Un groupe sur Facebook, dont l'emblème mêle les drapeaux tunisien et égyptien, avait récolté lundi en fin d'après-midi 87.000 signatures de personnes assurant être prêtes à manifester.

L'opposant Mohamed ElBaradei a exprimé sur sa page Facebook son soutien à "l'appel à manifester contre la répression" et a dénoncé "les menaces d'utiliser la force venant d'un régime qui tremble devant son peuple".

"Si les Tunisiens l'ont fait, les Egyptiens devraient y arriver", a également déclaré au magazine allemand Der Spiegel l'ancien directeur de l'Agence internationale de l'énergie atomique (AIEA), interrogé sur une éventuelle contagion à l'Egypte de la "révolution du jasmin" tunisienne.

Dans un communiqué, son comité de soutien a affirmé que plusieurs de ses partisans avaient été convoqués par les services de sécurité.

Les manifestations ont reçu l'appui d'autres formations politiques, mais sur un mode relativement prudent.Les Frères musulmans, à la forte capacité de mobilisation, et le Wafd, premier parti d'opposition laïque, n'ont pas lancé d'appels formels à défiler, mais ont indiqué que leurs jeunes militants pourraient se joindre aux cortèges.

 L'Egypte connaît des difficultés économiques et un mécontentement social qui présentent de nombreuses similitudes avec la Tunisie de Ben Ali, réfugié en Arabie saoudite après 23 ans de règne.

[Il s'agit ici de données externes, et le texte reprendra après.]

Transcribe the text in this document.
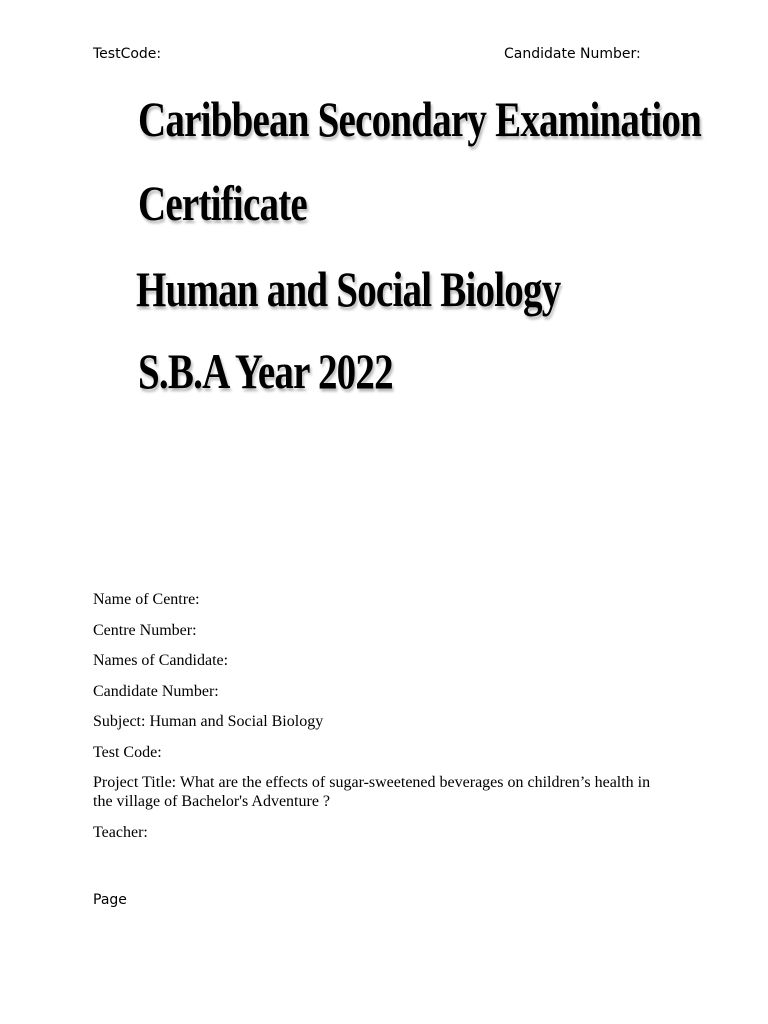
TestCode:	Candidate Number:
Caribbean Secondary Examination
Certificate
Human and Social Biology
S.B.A Year 2022

Name of Centre:

Centre Number:

Names of Candidate:

Candidate Number:

Subject: Human and Social Biology

Test Code:

Project Title: What are the effects of sugar-sweetened beverages on children’s health in the village of Bachelor's Adventure ?

Teacher:

Page
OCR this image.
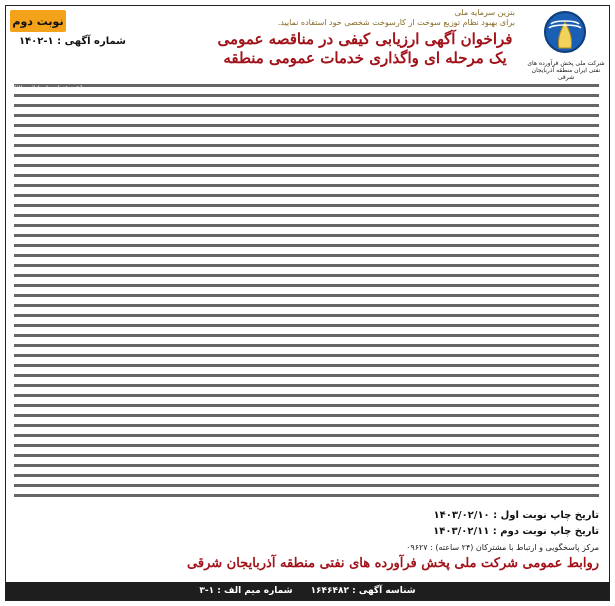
نوبت دوم
بنزین سرمایه ملی
برای بهبود نظام توزیع سوخت از کارسوخت شخصی خود استفاده نمایید.
فراخوان آگهی ارزیابی کیفی در مناقصه عمومی
یک مرحله ای واگذاری خدمات عمومی منطقه
شماره آگهی : ۱-۱۴۰۲
شرکت ملی پخش فرآورده های نفتی ایران منطقه آذربایجان شرقی
[illegible body text]
تاریخ چاپ نوبت اول : ۱۴۰۳/۰۲/۱۰
تاریخ چاپ نوبت دوم : ۱۴۰۳/۰۲/۱۱
مرکز پاسخگویی و ارتباط با مشترکان (۲۴ ساعته) : ۰۹۶۲۷
روابط عمومی شرکت ملی پخش فرآورده های نفتی منطقه آذربایجان شرقی
شناسه آگهی : ۱۶۴۶۴۸۲
شماره میم الف : ۱-۳
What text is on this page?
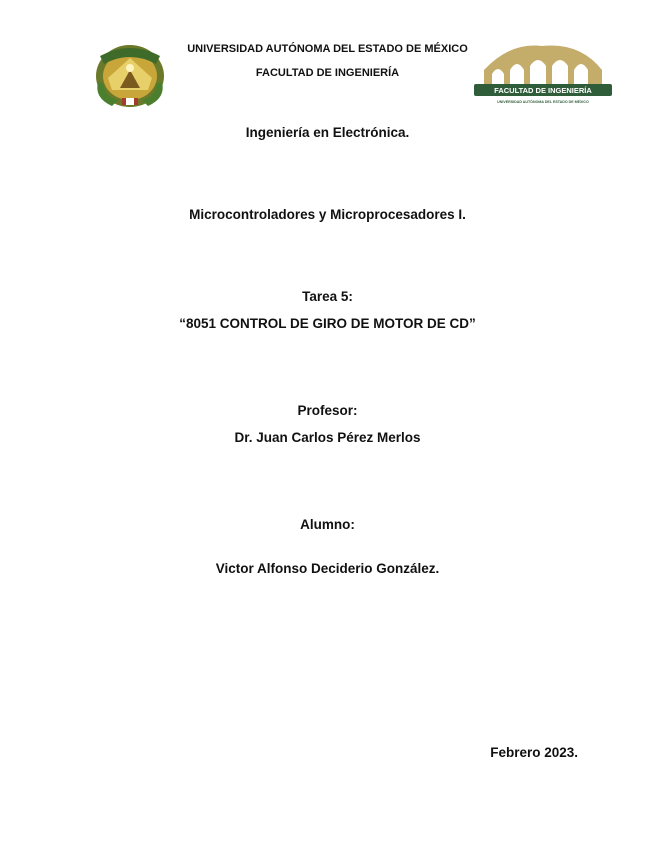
UNIVERSIDAD AUTÓNOMA DEL ESTADO DE MÉXICO
FACULTAD DE INGENIERÍA
FACULTAD DE INGENIERÍA
UNIVERSIDAD AUTÓNOMA DEL ESTADO DE MÉXICO
Ingeniería en Electrónica.
Microcontroladores y Microprocesadores I.
Tarea 5:
“8051 CONTROL DE GIRO DE MOTOR DE CD”
Profesor:
Dr. Juan Carlos Pérez Merlos
Alumno:
Victor Alfonso Deciderio González.
Febrero 2023.
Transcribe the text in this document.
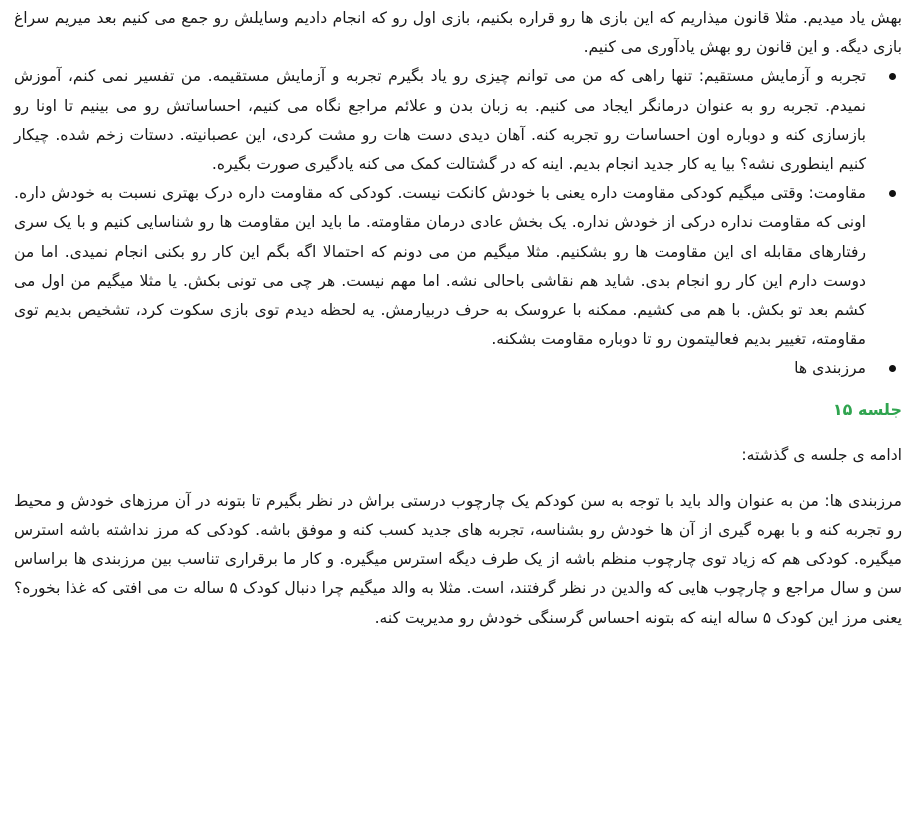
بهش یاد میدیم. مثلا قانون میذاریم که این بازی ها رو قراره بکنیم، بازی اول رو که انجام دادیم وسایلش رو جمع می کنیم بعد میریم سراغ بازی دیگه. و این قانون رو بهش یادآوری می کنیم.

تجربه و آزمایش مستقیم: تنها راهی که من می توانم چیزی رو یاد بگیرم تجربه و آزمایش مستقیمه. من تفسیر نمی کنم، آموزش نمیدم. تجربه رو به عنوان درمانگر ایجاد می کنیم. به زبان بدن و علائم مراجع نگاه می کنیم، احساساتش رو می بینیم تا اونا رو بازسازی کنه و دوباره اون احساسات رو تجربه کنه. آهان دیدی دست هات رو مشت کردی، این عصبانیته. دستات زخم شده. چیکار کنیم اینطوری نشه؟ بیا یه کار جدید انجام بدیم. اینه که در گشتالت کمک می کنه یادگیری صورت بگیره.
مقاومت: وقتی میگیم کودکی مقاومت داره یعنی با خودش کانکت نیست. کودکی که مقاومت داره درک بهتری نسبت به خودش داره. اونی که مقاومت نداره درکی از خودش نداره. یک بخش عادی درمان مقاومته. ما باید این مقاومت ها رو شناسایی کنیم و با یک سری رفتارهای مقابله ای این مقاومت ها رو بشکنیم. مثلا میگیم من می دونم که احتمالا اگه بگم این کار رو بکنی انجام نمیدی. اما من دوست دارم این کار رو انجام بدی. شاید هم نقاشی باحالی نشه. اما مهم نیست. هر چی می تونی بکش. یا مثلا میگیم من اول می کشم بعد تو بکش. با هم می کشیم. ممکنه با عروسک به حرف دربیارمش. یه لحظه دیدم توی بازی سکوت کرد، تشخیص بدیم توی مقاومته، تغییر بدیم فعالیتمون رو تا دوباره مقاومت بشکنه.
مرزبندی ها
جلسه ۱۵

ادامه ی جلسه ی گذشته:

مرزبندی ها: من به عنوان والد باید با توجه به سن کودکم یک چارچوب درستی براش در نظر بگیرم تا بتونه در آن مرزهای خودش و محیط رو تجربه کنه و با بهره گیری از آن ها خودش رو بشناسه، تجربه های جدید کسب کنه و موفق باشه. کودکی که مرز نداشته باشه استرس میگیره. کودکی هم که زیاد توی چارچوب منظم باشه از یک طرف دیگه استرس میگیره. و کار ما برقراری تناسب بین مرزبندی ها براساس سن و سال مراجع و چارچوب هایی که والدین در نظر گرفتند، است. مثلا به والد میگیم چرا دنبال کودک ۵ ساله ت می افتی که غذا بخوره؟ یعنی مرز این کودک ۵ ساله اینه که بتونه احساس گرسنگی خودش رو مدیریت کنه.
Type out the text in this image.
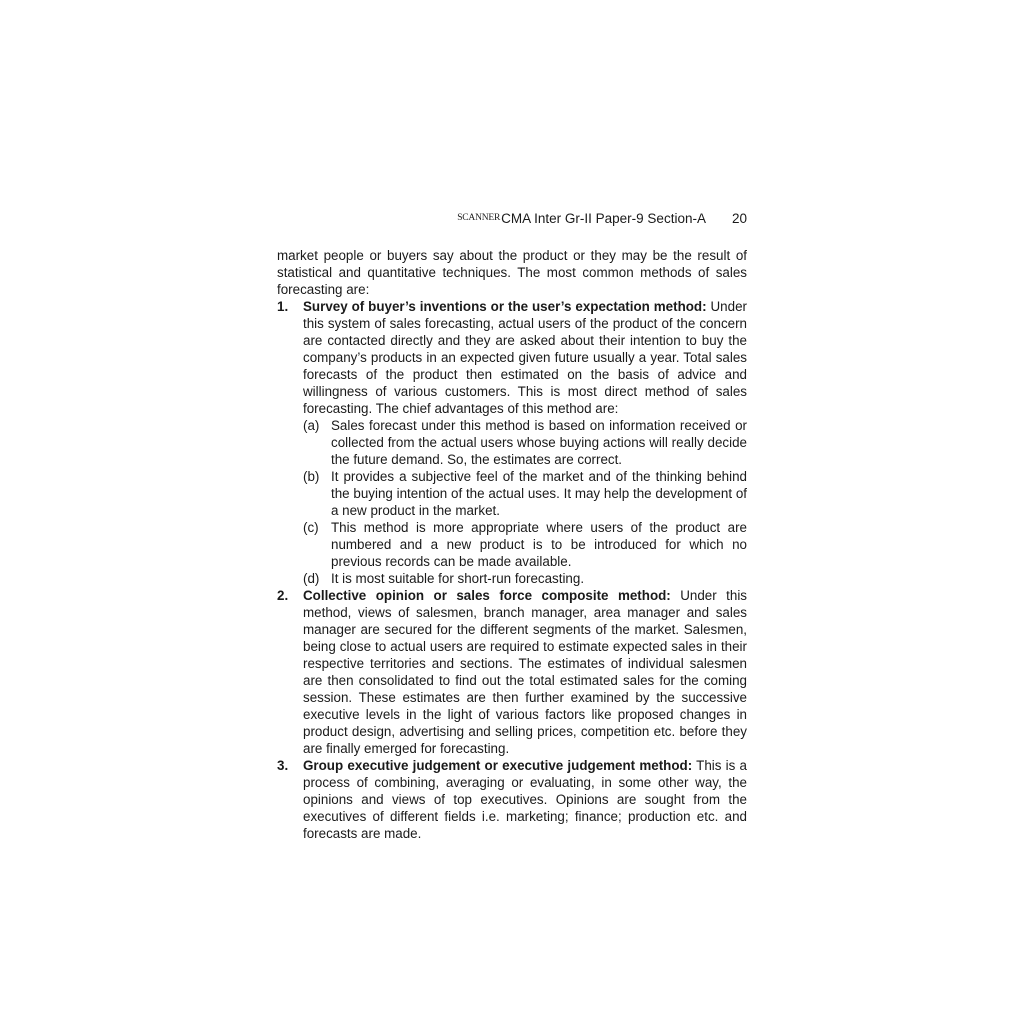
SCANNER CMA Inter Gr-II Paper-9 Section-A 20

market people or buyers say about the product or they may be the result of statistical and quantitative techniques. The most common methods of sales forecasting are:

1.	Survey of buyer’s inventions or the user’s expectation method: Under this system of sales forecasting, actual users of the product of the concern are contacted directly and they are asked about their intention to buy the company’s products in an expected given future usually a year. Total sales forecasts of the product then estimated on the basis of advice and willingness of various customers. This is most direct method of sales forecasting. The chief advantages of this method are:

(a) Sales forecast under this method is based on information received or collected from the actual users whose buying actions will really decide the future demand. So, the estimates are correct.
(b) It provides a subjective feel of the market and of the thinking behind the buying intention of the actual uses. It may help the development of a new product in the market.
(c) This method is more appropriate where users of the product are numbered and a new product is to be introduced for which no previous records can be made available.
(d) It is most suitable for short-run forecasting.
2.	Collective opinion or sales force composite method: Under this method, views of salesmen, branch manager, area manager and sales manager are secured for the different segments of the market. Salesmen, being close to actual users are required to estimate expected sales in their respective territories and sections. The estimates of individual salesmen are then consolidated to find out the total estimated sales for the coming session. These estimates are then further examined by the successive executive levels in the light of various factors like proposed changes in product design, advertising and selling prices, competition etc. before they are finally emerged for forecasting.

3.	Group executive judgement or executive judgement method: This is a process of combining, averaging or evaluating, in some other way, the opinions and views of top executives. Opinions are sought from the executives of different fields i.e. marketing; finance; production etc. and forecasts are made.
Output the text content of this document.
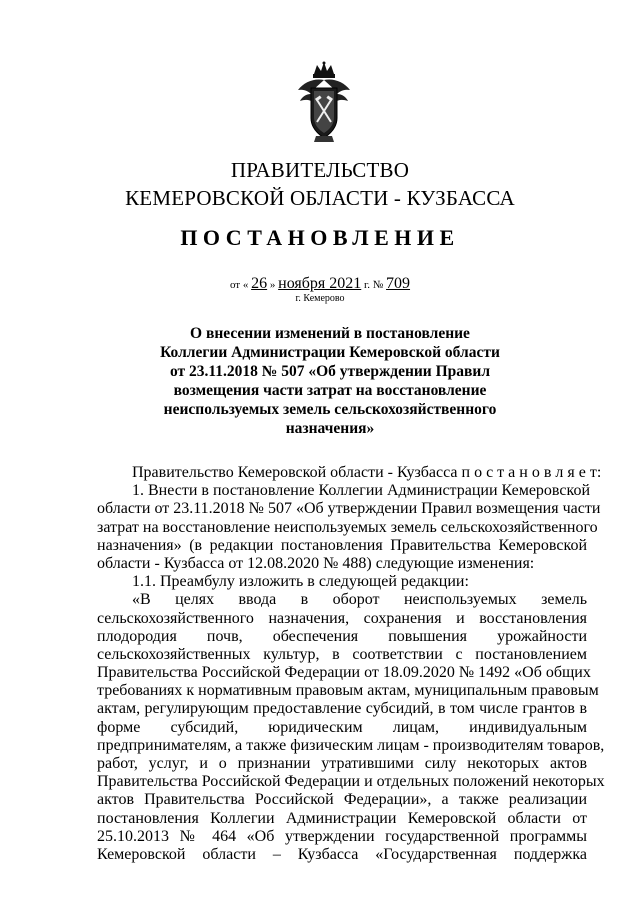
ПРАВИТЕЛЬСТВО
КЕМЕРОВСКОЙ ОБЛАСТИ - КУЗБАССА
ПОСТАНОВЛЕНИЕ
от « 26 » ноября 2021 г. № 709
г. Кемерово
О внесении изменений в постановление
Коллегии Администрации Кемеровской области
от 23.11.2018 № 507 «Об утверждении Правил
возмещения части затрат на восстановление
неиспользуемых земель сельскохозяйственного
назначения»
Правительство Кемеровской области - Кузбасса п о с т а н о в л я е т:
1. Внести в постановление Коллегии Администрации Кемеровской
области от 23.11.2018 № 507 «Об утверждении Правил возмещения части
затрат на восстановление неиспользуемых земель сельскохозяйственного
назначения» (в редакции постановления Правительства Кемеровской
области - Кузбасса от 12.08.2020 № 488) следующие изменения:
1.1. Преамбулу изложить в следующей редакции:
«В целях ввода в оборот неиспользуемых земель
сельскохозяйственного назначения, сохранения и восстановления
плодородия почв, обеспечения повышения урожайности
сельскохозяйственных культур, в соответствии с постановлением
Правительства Российской Федерации от 18.09.2020 № 1492 «Об общих
требованиях к нормативным правовым актам, муниципальным правовым
актам, регулирующим предоставление субсидий, в том числе грантов в
форме субсидий, юридическим лицам, индивидуальным
предпринимателям, а также физическим лицам - производителям товаров,
работ, услуг, и о признании утратившими силу некоторых актов
Правительства Российской Федерации и отдельных положений некоторых
актов Правительства Российской Федерации», а также реализации
постановления Коллегии Администрации Кемеровской области от
25.10.2013 № 464 «Об утверждении государственной программы
Кемеровской области – Кузбасса «Государственная поддержка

Plusieurs immolations par le feu ont eu lieu ces derniers jours en Egypte, rappelant celle qui avait déclenché la révolte en Tunisie.

Sur le plan politique, le régime est dominé depuis près de trente ans par le président Hosni Moubarak, 82 ans, à la santé incertaine.Sa succession est au centre d'une sourde rivalité entre son fils Gamal, proche des milieux d'affaires, et la "vieille garde" du pouvoir.

Le pouvoir a démenti tout risque de contagion entre la Tunisie et l'Egypte, tout en laissant entendre que, pour calmer l'inquiétude sociale, il ne remettrait pas en cause les subventions aux produits de base.

Plusieurs analystes égyptiens ont aussi mis en exergue ces derniers jours les différences entre les deux pays, notamment le fait que le régime égyptien avait su ménager des marges d'expression pour les médias et l'opposition.

L'armée égyptienne, dont sont issus tous les présidents depuis 1952, est également jugée davantage loyale envers le pouvoir que l'armée tunisienne.